You may perhaps, after all I have said, be still apt to think that these are wild discourses, which have no other foundation but my desire to render myself necessary. You may refine too much in your reflections on my conduct, and too little in those you make on your present situation; or if you judge rightly of this, it is not impossible but you may depend too much on your own vigilance and dexterity. Should any of those flatterers who often betray their patrons into a fatal security, speak to you much in the same manner, as sleep addresses himself to Palinurus in the fifth book of the Æneis:

-Palinure, ferunt ipsa æquora classem,
Equatæ spirant auræ, datur hora quieti;
Pone caput, fessosque oculos furare labori.

You would answer, I am persuaded, as this Pilot did:

Mene salis placidi vultum, fluctusque quietos
Ignorare jubes? mene huic confidere monstro?

But Palinurus slept, and you know the consequence.

Be not, therefore, displeased if a sincere and zealous servant rouses you, admonishes you not to trust too much to appearances,

and shows you danger when perhaps you least expect it. You have sailed long in a smooth sea, with gentle and favorable gales. We believe your courage and your abilities extremely great, but we believe it implicitly; for you have not had foul weather enough to give any considerable proofs of either. These circumstances, which might be abused to inspire security, I urge as reasons why you should be alarmed; for the element which you have to deal with is by the laws of nature inconstant: and therefore the longer you have been without a storm the more reason you have to expect one. There is no surer presage of a hurricane than just such a dead calm as I have observed for some time.

To speak without a figure: I would not have you flatter yourself that the undisturbed quiet you have so long enjoyed is merely owing to your own integrity and political merit, or to the uncommon prosecution of hawkers and pamphleteers, which has been carried on by the direction of one of your principal instruments, and indeed a most vigorous statesman.

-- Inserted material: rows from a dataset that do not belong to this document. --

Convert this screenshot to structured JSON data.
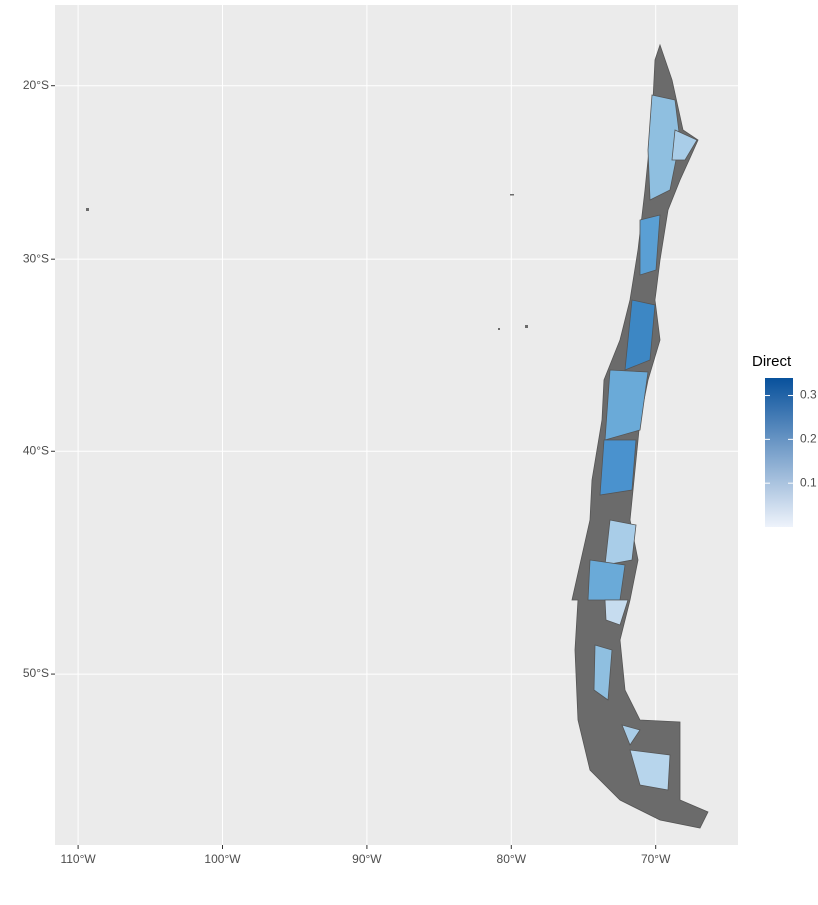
{
  "chart_data": {
    "type": "map",
    "xlim": [
      -111.6,
      -64.3
    ],
    "xticks": [
      {
        "value": -110,
        "label": "110°W"
      },
      {
        "value": -100,
        "label": "100°W"
      },
      {
        "value": -90,
        "label": "90°W"
      },
      {
        "value": -80,
        "label": "80°W"
      },
      {
        "value": -70,
        "label": "70°W"
      }
    ],
    "ylim": [
      -56.5,
      -15.1
    ],
    "yticks": [
      {
        "value": -20,
        "label": "20°S"
      },
      {
        "value": -30,
        "label": "30°S"
      },
      {
        "value": -40,
        "label": "40°S"
      },
      {
        "value": -50,
        "label": "50°S"
      }
    ],
    "grid": true,
    "legend": {
      "title": "Direct",
      "limits": [
        0.0,
        0.34
      ],
      "ticks": [
        0.1,
        0.2,
        0.3
      ],
      "colors": [
        "#eef3fb",
        "#08519c"
      ]
    }
  }
}
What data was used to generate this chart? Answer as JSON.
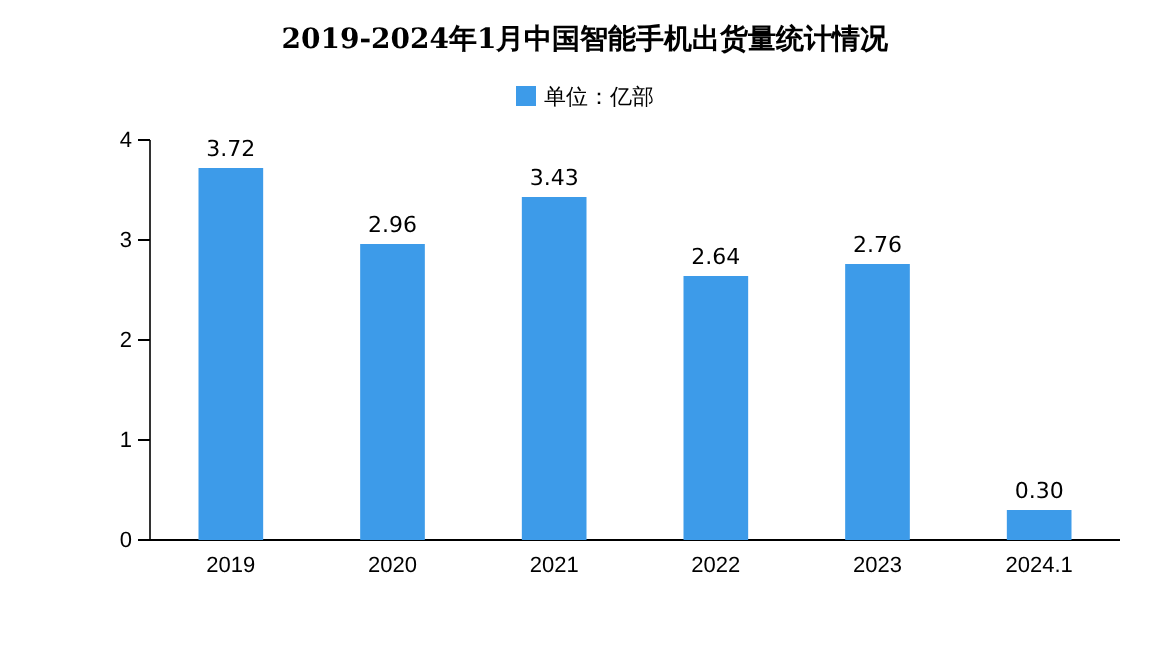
{
  "chart_data": {
    "type": "bar",
    "title": "2019-2024年1月中国智能手机出货量统计情况",
    "categories": [
      "2019",
      "2020",
      "2021",
      "2022",
      "2023",
      "2024.1"
    ],
    "series": [
      {
        "name": "单位：亿部",
        "color": "#3d9be9",
        "values": [
          3.72,
          2.96,
          3.43,
          2.64,
          2.76,
          0.3
        ],
        "value_labels": [
          "3.72",
          "2.96",
          "3.43",
          "2.64",
          "2.76",
          "0.30"
        ]
      }
    ],
    "ylim": [
      0,
      4
    ],
    "yticks": [
      0,
      1,
      2,
      3,
      4
    ],
    "legend": "top",
    "grid": false
  }
}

This quiet, sir, is owing to deep and inveterate designs, which it becomes me to lay before you, without any regard to the censure I may incur, of revealing private conversation, and of breach of trust. Know then, that from the time you came into a fulness of power, many were shocked at the manner in which you seized it, and at the use you made of it. They said that both were hurtful, indecent, and even shameless. They went still farther, and affirmed, that your conduct was foolish with regard to your own interest; since it was foolish for a man to trust to one expedient of government, who had several in his power; and especially to such an expedient as that of money, which would equally serve to support him or to hang him. These persons, however, notwithstanding their discontent, resolved to lie quiet, till your mal-administration should become so glaring as to justify their opposition, even in his majesty's sight: they said they would not follow your example; and upon that occasion they remembered with some sharpness how you did your utmost to distress the king's affairs, upon the first disgust you received; nay they were malicious enough to call to mind some personal reflections, which the heat of your imagination, and your familiarity with majesty, betrayed you into, and for which they saucily wished what I dare not name. These seditious spirits flattered themselves that you would do your own business when you had the full swing of your power. They were acquainted, they said, with the presumption and distrust, with the boldness and pusillanimity, with the indiscretion and cunning, and with fifty other contradictions, which made up your

*

See a pamphlet called An Answer to an Infamous Libel, entitled, Sedition and Defamation Displayed. Printed for R. Francklin.